8. Control of volatile carryover.  Since the conditions of pressure, temperature and PH of the dome water influence the specific volatility of chemical species, the following operating practices should be considered in the steam dome:
a. Establish maximum limits for specific conductivity, PH, sodium, silica, chlorides and sulfates in the dome water based on the type of treatment applied (phosphate, caustic or all volatile) and the maximum operating pressure of the steam dome.
b. Manage continuous blowdown of the boiler to always comply with the PH and specific conductivity limit and secondly to maintain control of silica, sodium, chlorides and sulfates.

9. Integral Chemical Treatment.
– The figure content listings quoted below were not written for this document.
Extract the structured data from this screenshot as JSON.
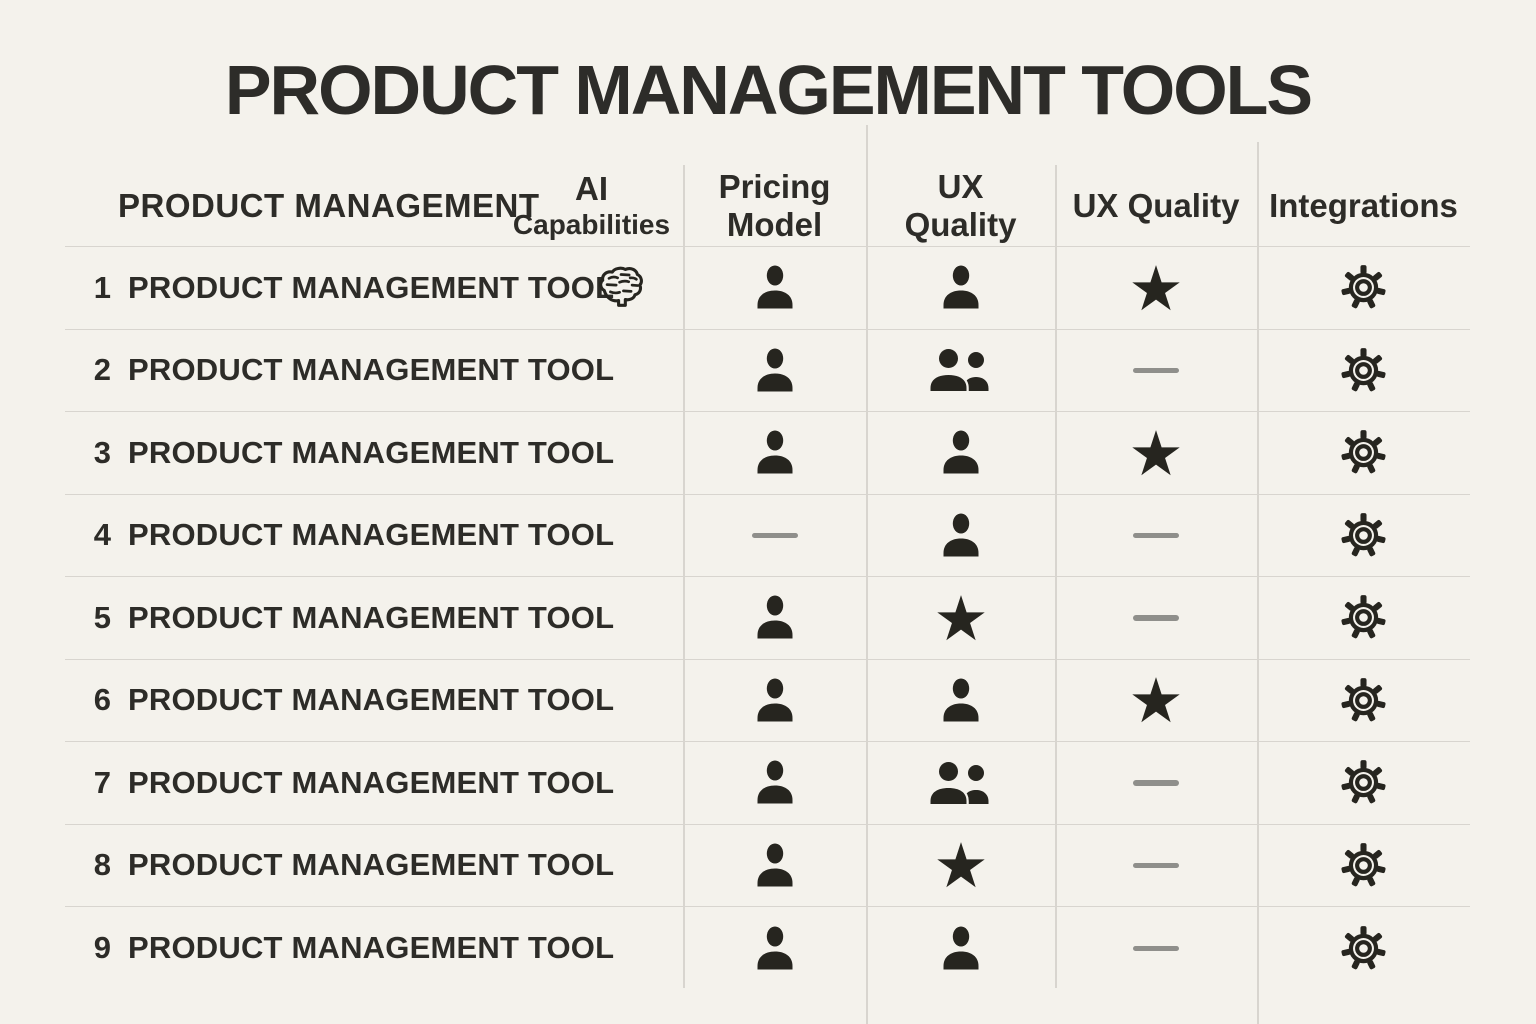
{
  "page": {
    "title": "PRODUCT MANAGEMENT TOOLS"
  },
  "colors": {
    "bg": "#f4f2ec",
    "ink": "#2d2c28",
    "icon": "#26251f",
    "grid": "#d8d5cf",
    "dash": "#8f8f8b"
  },
  "table": {
    "columns": [
      {
        "label": "PRODUCT MANAGEMENT"
      },
      {
        "line1": "AI",
        "line2": "Capabilities"
      },
      {
        "line1": "Pricing",
        "line2": "Model"
      },
      {
        "line1": "UX",
        "line2": "Quality"
      },
      {
        "label": "UX Quality"
      },
      {
        "label": "Integrations"
      }
    ],
    "rows": [
      {
        "num": "1",
        "label": "PRODUCT MANAGEMENT TOOL",
        "cells": {
          "ai": "brain",
          "pricing": "person",
          "ux": "person",
          "ux2": "star",
          "integrations": "gear"
        }
      },
      {
        "num": "2",
        "label": "PRODUCT MANAGEMENT TOOL",
        "cells": {
          "ai": "",
          "pricing": "person",
          "ux": "people",
          "ux2": "dash",
          "integrations": "gear"
        }
      },
      {
        "num": "3",
        "label": "PRODUCT MANAGEMENT TOOL",
        "cells": {
          "ai": "",
          "pricing": "person",
          "ux": "person",
          "ux2": "star",
          "integrations": "gear"
        }
      },
      {
        "num": "4",
        "label": "PRODUCT MANAGEMENT TOOL",
        "cells": {
          "ai": "",
          "pricing": "dash",
          "ux": "person",
          "ux2": "dash",
          "integrations": "gear"
        }
      },
      {
        "num": "5",
        "label": "PRODUCT MANAGEMENT TOOL",
        "cells": {
          "ai": "",
          "pricing": "person",
          "ux": "star",
          "ux2": "dash",
          "integrations": "gear"
        }
      },
      {
        "num": "6",
        "label": "PRODUCT MANAGEMENT TOOL",
        "cells": {
          "ai": "",
          "pricing": "person",
          "ux": "person",
          "ux2": "star",
          "integrations": "gear"
        }
      },
      {
        "num": "7",
        "label": "PRODUCT MANAGEMENT TOOL",
        "cells": {
          "ai": "",
          "pricing": "person",
          "ux": "people",
          "ux2": "dash",
          "integrations": "gear"
        }
      },
      {
        "num": "8",
        "label": "PRODUCT MANAGEMENT TOOL",
        "cells": {
          "ai": "",
          "pricing": "person",
          "ux": "star",
          "ux2": "dash",
          "integrations": "gear"
        }
      },
      {
        "num": "9",
        "label": "PRODUCT MANAGEMENT TOOL",
        "cells": {
          "ai": "",
          "pricing": "person",
          "ux": "person",
          "ux2": "dash",
          "integrations": "gear"
        }
      }
    ]
  },
  "chart_data": {
    "type": "table",
    "title": "PRODUCT MANAGEMENT TOOLS",
    "columns": [
      "PRODUCT MANAGEMENT",
      "AI Capabilities",
      "Pricing Model",
      "UX Quality",
      "UX Quality",
      "Integrations"
    ],
    "rows": [
      [
        "1 PRODUCT MANAGEMENT TOOL",
        "brain",
        "person",
        "person",
        "star",
        "gear"
      ],
      [
        "2 PRODUCT MANAGEMENT TOOL",
        "",
        "person",
        "people",
        "dash",
        "gear"
      ],
      [
        "3 PRODUCT MANAGEMENT TOOL",
        "",
        "person",
        "person",
        "star",
        "gear"
      ],
      [
        "4 PRODUCT MANAGEMENT TOOL",
        "",
        "dash",
        "person",
        "dash",
        "gear"
      ],
      [
        "5 PRODUCT MANAGEMENT TOOL",
        "",
        "person",
        "star",
        "dash",
        "gear"
      ],
      [
        "6 PRODUCT MANAGEMENT TOOL",
        "",
        "person",
        "person",
        "star",
        "gear"
      ],
      [
        "7 PRODUCT MANAGEMENT TOOL",
        "",
        "person",
        "people",
        "dash",
        "gear"
      ],
      [
        "8 PRODUCT MANAGEMENT TOOL",
        "",
        "person",
        "star",
        "dash",
        "gear"
      ],
      [
        "9 PRODUCT MANAGEMENT TOOL",
        "",
        "person",
        "person",
        "dash",
        "gear"
      ]
    ],
    "icon_legend": {
      "person": "single user glyph",
      "people": "double user glyph",
      "star": "filled star",
      "dash": "gray dash (none)",
      "gear": "outlined gear",
      "brain": "outlined brain (AI)"
    }
  }
}
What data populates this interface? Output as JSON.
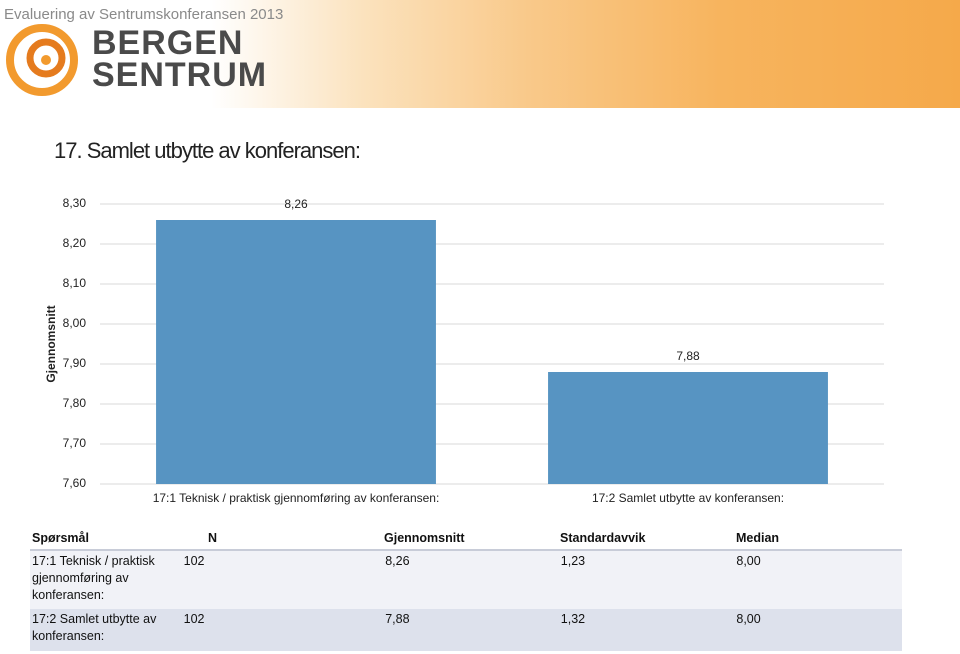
{
  "header": {
    "title": "Evaluering av Sentrumskonferansen 2013",
    "logo_line1": "BERGEN",
    "logo_line2": "SENTRUM"
  },
  "chart_data": {
    "type": "bar",
    "title": "17. Samlet utbytte av konferansen:",
    "y_label": "Gjennomsnitt",
    "categories": [
      "17:1 Teknisk / praktisk gjennomføring av konferansen:",
      "17:2 Samlet utbytte av konferansen:"
    ],
    "values": [
      8.26,
      7.88
    ],
    "value_labels": [
      "8,26",
      "7,88"
    ],
    "color": "#5794c2",
    "ylim": [
      7.6,
      8.3
    ],
    "yticks": [
      {
        "value": 7.6,
        "label": "7,60"
      },
      {
        "value": 7.7,
        "label": "7,70"
      },
      {
        "value": 7.8,
        "label": "7,80"
      },
      {
        "value": 7.9,
        "label": "7,90"
      },
      {
        "value": 8.0,
        "label": "8,00"
      },
      {
        "value": 8.1,
        "label": "8,10"
      },
      {
        "value": 8.2,
        "label": "8,20"
      },
      {
        "value": 8.3,
        "label": "8,30"
      }
    ],
    "grid": true
  },
  "table": {
    "columns": [
      "Spørsmål",
      "N",
      "Gjennomsnitt",
      "Standardavvik",
      "Median"
    ],
    "rows": [
      [
        "17:1 Teknisk / praktisk gjennomføring av konferansen:",
        "102",
        "8,26",
        "1,23",
        "8,00"
      ],
      [
        "17:2 Samlet utbytte av konferansen:",
        "102",
        "7,88",
        "1,32",
        "8,00"
      ]
    ]
  }
}
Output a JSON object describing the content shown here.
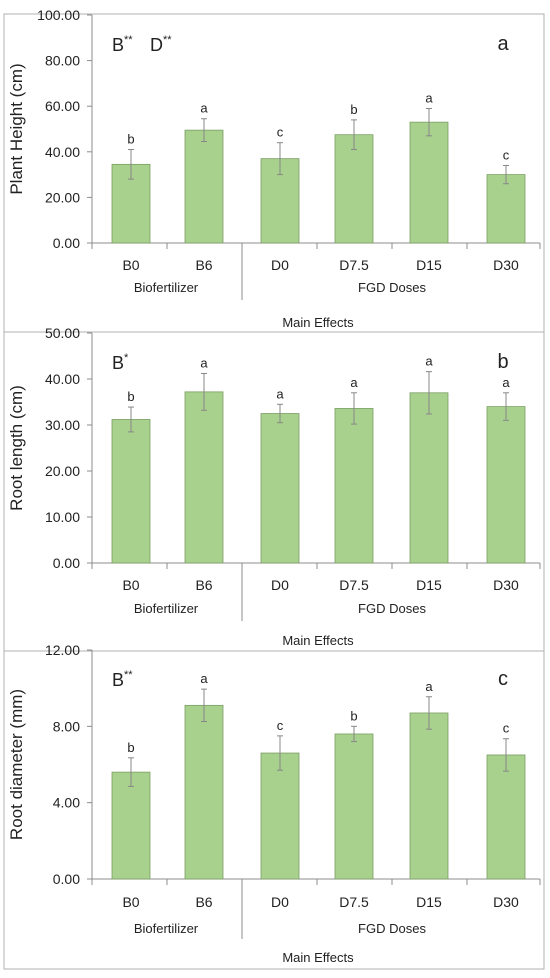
{
  "chart_data": [
    {
      "type": "bar",
      "panel_letter": "a",
      "ylabel": "Plant Height (cm)",
      "xlabel": "Main Effects",
      "group_labels": [
        "Biofertilizer",
        "FGD Doses"
      ],
      "significance": [
        {
          "letter": "B",
          "stars": "**"
        },
        {
          "letter": "D",
          "stars": "**"
        }
      ],
      "ylim": [
        0,
        100
      ],
      "y_ticks": [
        "0.00",
        "20.00",
        "40.00",
        "60.00",
        "80.00",
        "100.00"
      ],
      "categories": [
        "B0",
        "B6",
        "D0",
        "D7.5",
        "D15",
        "D30"
      ],
      "values": [
        34.5,
        49.5,
        37.0,
        47.5,
        53.0,
        30.0
      ],
      "errors": [
        6.5,
        5.0,
        7.0,
        6.5,
        6.0,
        4.0
      ],
      "letters": [
        "b",
        "a",
        "c",
        "b",
        "a",
        "c"
      ],
      "bar_color": "#a9d18e",
      "grid": false
    },
    {
      "type": "bar",
      "panel_letter": "b",
      "ylabel": "Root length (cm)",
      "xlabel": "Main Effects",
      "group_labels": [
        "Biofertilizer",
        "FGD Doses"
      ],
      "significance": [
        {
          "letter": "B",
          "stars": "*"
        }
      ],
      "ylim": [
        0,
        50
      ],
      "y_ticks": [
        "0.00",
        "10.00",
        "20.00",
        "30.00",
        "40.00",
        "50.00"
      ],
      "categories": [
        "B0",
        "B6",
        "D0",
        "D7.5",
        "D15",
        "D30"
      ],
      "values": [
        31.2,
        37.2,
        32.5,
        33.6,
        37.0,
        34.0
      ],
      "errors": [
        2.7,
        4.0,
        2.0,
        3.4,
        4.6,
        3.0
      ],
      "letters": [
        "b",
        "a",
        "a",
        "a",
        "a",
        "a"
      ],
      "bar_color": "#a9d18e",
      "grid": false
    },
    {
      "type": "bar",
      "panel_letter": "c",
      "ylabel": "Root diameter (mm)",
      "xlabel": "Main Effects",
      "group_labels": [
        "Biofertilizer",
        "FGD Doses"
      ],
      "significance": [
        {
          "letter": "B",
          "stars": "**"
        }
      ],
      "ylim": [
        0,
        12
      ],
      "y_ticks": [
        "0.00",
        "4.00",
        "8.00",
        "12.00"
      ],
      "categories": [
        "B0",
        "B6",
        "D0",
        "D7.5",
        "D15",
        "D30"
      ],
      "values": [
        5.6,
        9.1,
        6.6,
        7.6,
        8.7,
        6.5
      ],
      "errors": [
        0.75,
        0.85,
        0.9,
        0.4,
        0.85,
        0.85
      ],
      "letters": [
        "b",
        "a",
        "c",
        "b",
        "a",
        "c"
      ],
      "bar_color": "#a9d18e",
      "grid": false
    }
  ]
}
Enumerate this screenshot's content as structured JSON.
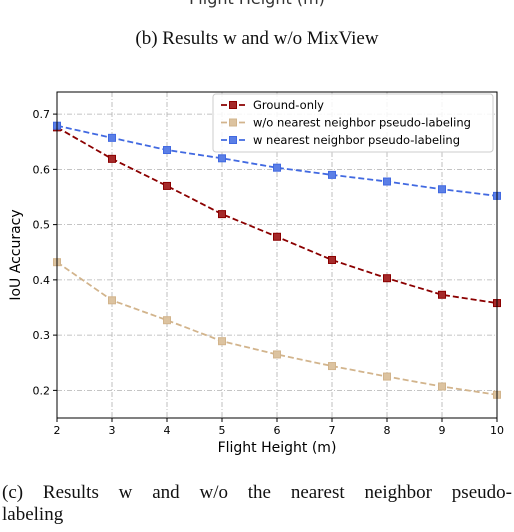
{
  "top_cropped_text": "Flight Height (m)",
  "caption_b": "(b) Results w and w/o MixView",
  "caption_c": {
    "words_line1": [
      "(c)",
      "Results",
      "w",
      "and",
      "w/o",
      "the",
      "nearest",
      "neighbor",
      "pseudo-"
    ],
    "line2": "labeling"
  },
  "chart_data": {
    "type": "line",
    "title": "",
    "xlabel": "Flight Height (m)",
    "ylabel": "IoU Accuracy",
    "x": [
      2,
      3,
      4,
      5,
      6,
      7,
      8,
      9,
      10
    ],
    "xlim": [
      2,
      10
    ],
    "ylim": [
      0.15,
      0.74
    ],
    "x_ticks": [
      "2",
      "3",
      "4",
      "5",
      "6",
      "7",
      "8",
      "9",
      "10"
    ],
    "y_ticks": [
      0.2,
      0.3,
      0.4,
      0.5,
      0.6,
      0.7
    ],
    "y_tick_labels": [
      "0.2",
      "0.3",
      "0.4",
      "0.5",
      "0.6",
      "0.7"
    ],
    "grid": true,
    "legend_position": "top-right",
    "series": [
      {
        "name": "Ground-only",
        "color": "#8b0000",
        "marker_fill": "#a52a2a",
        "values": [
          0.676,
          0.619,
          0.57,
          0.519,
          0.478,
          0.436,
          0.403,
          0.373,
          0.358
        ]
      },
      {
        "name": "w/o nearest neighbor pseudo-labeling",
        "color": "#d2b48c",
        "marker_fill": "#dcc3a0",
        "values": [
          0.432,
          0.363,
          0.327,
          0.289,
          0.265,
          0.244,
          0.225,
          0.207,
          0.192
        ]
      },
      {
        "name": "w nearest neighbor pseudo-labeling",
        "color": "#4169e1",
        "marker_fill": "#5b7fe6",
        "values": [
          0.679,
          0.657,
          0.635,
          0.62,
          0.603,
          0.59,
          0.578,
          0.564,
          0.552
        ]
      }
    ]
  }
}
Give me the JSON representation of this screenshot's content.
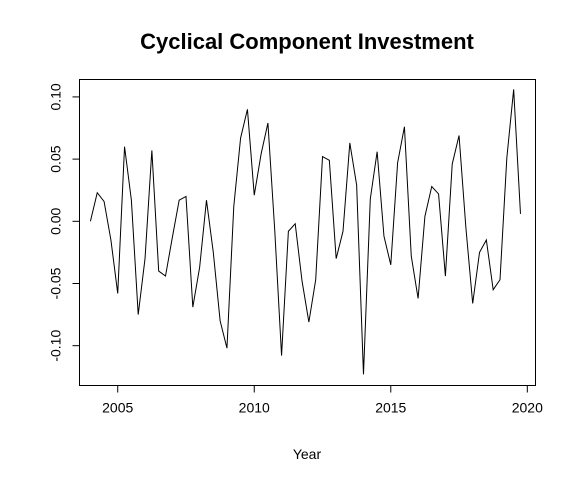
{
  "chart_data": {
    "type": "line",
    "title": "Cyclical Component Investment",
    "xlabel": "Year",
    "ylabel": "",
    "xlim": [
      2003.6,
      2020.3
    ],
    "ylim": [
      -0.132,
      0.114
    ],
    "x_ticks": [
      2005,
      2010,
      2015,
      2020
    ],
    "x_tick_labels": [
      "2005",
      "2010",
      "2015",
      "2020"
    ],
    "y_ticks": [
      -0.1,
      -0.05,
      0.0,
      0.05,
      0.1
    ],
    "y_tick_labels": [
      "-0.10",
      "-0.05",
      "0.00",
      "0.05",
      "0.10"
    ],
    "grid": false,
    "series": [
      {
        "color": "#000000",
        "x": [
          2004.0,
          2004.25,
          2004.5,
          2004.75,
          2005.0,
          2005.25,
          2005.5,
          2005.75,
          2006.0,
          2006.25,
          2006.5,
          2006.75,
          2007.0,
          2007.25,
          2007.5,
          2007.75,
          2008.0,
          2008.25,
          2008.5,
          2008.75,
          2009.0,
          2009.25,
          2009.5,
          2009.75,
          2010.0,
          2010.25,
          2010.5,
          2010.75,
          2011.0,
          2011.25,
          2011.5,
          2011.75,
          2012.0,
          2012.25,
          2012.5,
          2012.75,
          2013.0,
          2013.25,
          2013.5,
          2013.75,
          2014.0,
          2014.25,
          2014.5,
          2014.75,
          2015.0,
          2015.25,
          2015.5,
          2015.75,
          2016.0,
          2016.25,
          2016.5,
          2016.75,
          2017.0,
          2017.25,
          2017.5,
          2017.75,
          2018.0,
          2018.25,
          2018.5,
          2018.75,
          2019.0,
          2019.25,
          2019.5,
          2019.75
        ],
        "values": [
          0.0,
          0.023,
          0.016,
          -0.015,
          -0.058,
          0.06,
          0.017,
          -0.075,
          -0.03,
          0.057,
          -0.04,
          -0.044,
          -0.013,
          0.017,
          0.02,
          -0.069,
          -0.037,
          0.017,
          -0.025,
          -0.08,
          -0.102,
          0.012,
          0.067,
          0.09,
          0.021,
          0.054,
          0.079,
          -0.007,
          -0.108,
          -0.008,
          -0.002,
          -0.048,
          -0.081,
          -0.047,
          0.052,
          0.049,
          -0.03,
          -0.008,
          0.063,
          0.029,
          -0.123,
          0.018,
          0.056,
          -0.012,
          -0.035,
          0.047,
          0.076,
          -0.028,
          -0.062,
          0.004,
          0.028,
          0.022,
          -0.044,
          0.046,
          0.069,
          -0.005,
          -0.066,
          -0.025,
          -0.015,
          -0.055,
          -0.047,
          0.051,
          0.106,
          0.006
        ]
      }
    ]
  }
}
All the programs offered today for the chemical conditioning of boiler water (condensate system and dome water) act by providing OH alkalinity to neutralize the corrosive action of impurities, but the best practice is that the chemical program, in addition to the chemical aspect, integrates mechanical and operational aspects to contribute to the improvement of the total operating costs of the plant, in this sense, the selection of the chemical program should consider the following criteria:
a. It must neutralize impurities in the boiler water with minimum affectation to steam purity.
b. It must achieve the best control of corrosion product transport (CPT).
c. It should help to reach steam conditions in less time.
d. It must help to optimize purge %.
e. It should provide high responsiveness and flexibility for chemical contingency control.
f. It should minimize chemical cleanings of the generator.
g. It must achieve the best steam generator conservation conditions (Lay Up).

10. Monitoring and contingency control plan (Troubleshooting). The water-steam cycle is a system that is prone to become contaminated at any day or time, therefore, power plants must be prepared with a plan that provides a quick response time before impurities cause permanent damage to the turbine or tubular elements of the steam generator. To confirm effectiveness, the plan should be evaluated regularly with drills. The plan should be documented with identification and definition of the following elements:
a. Sampling points at all stages of the cycle.
b. Critical and non-critical variables for each stage of the cycle.
c. Variables to confirm any chemical condition (Troubleshooting).
d. Chemical variables measured continuously (analytical instrumentation), plant laboratory and external laboratory.
e. Control limits for each chemical variable. 
f. Alarm limits of 3 levels based on the severity of contamination. 
g. Maximum permissible exposure time
h. Visible alarms in control room.
i. Routine and contrastive analytical procedures.
j. Frequencies of analytical routines
k. Field procedures for control of each contingency.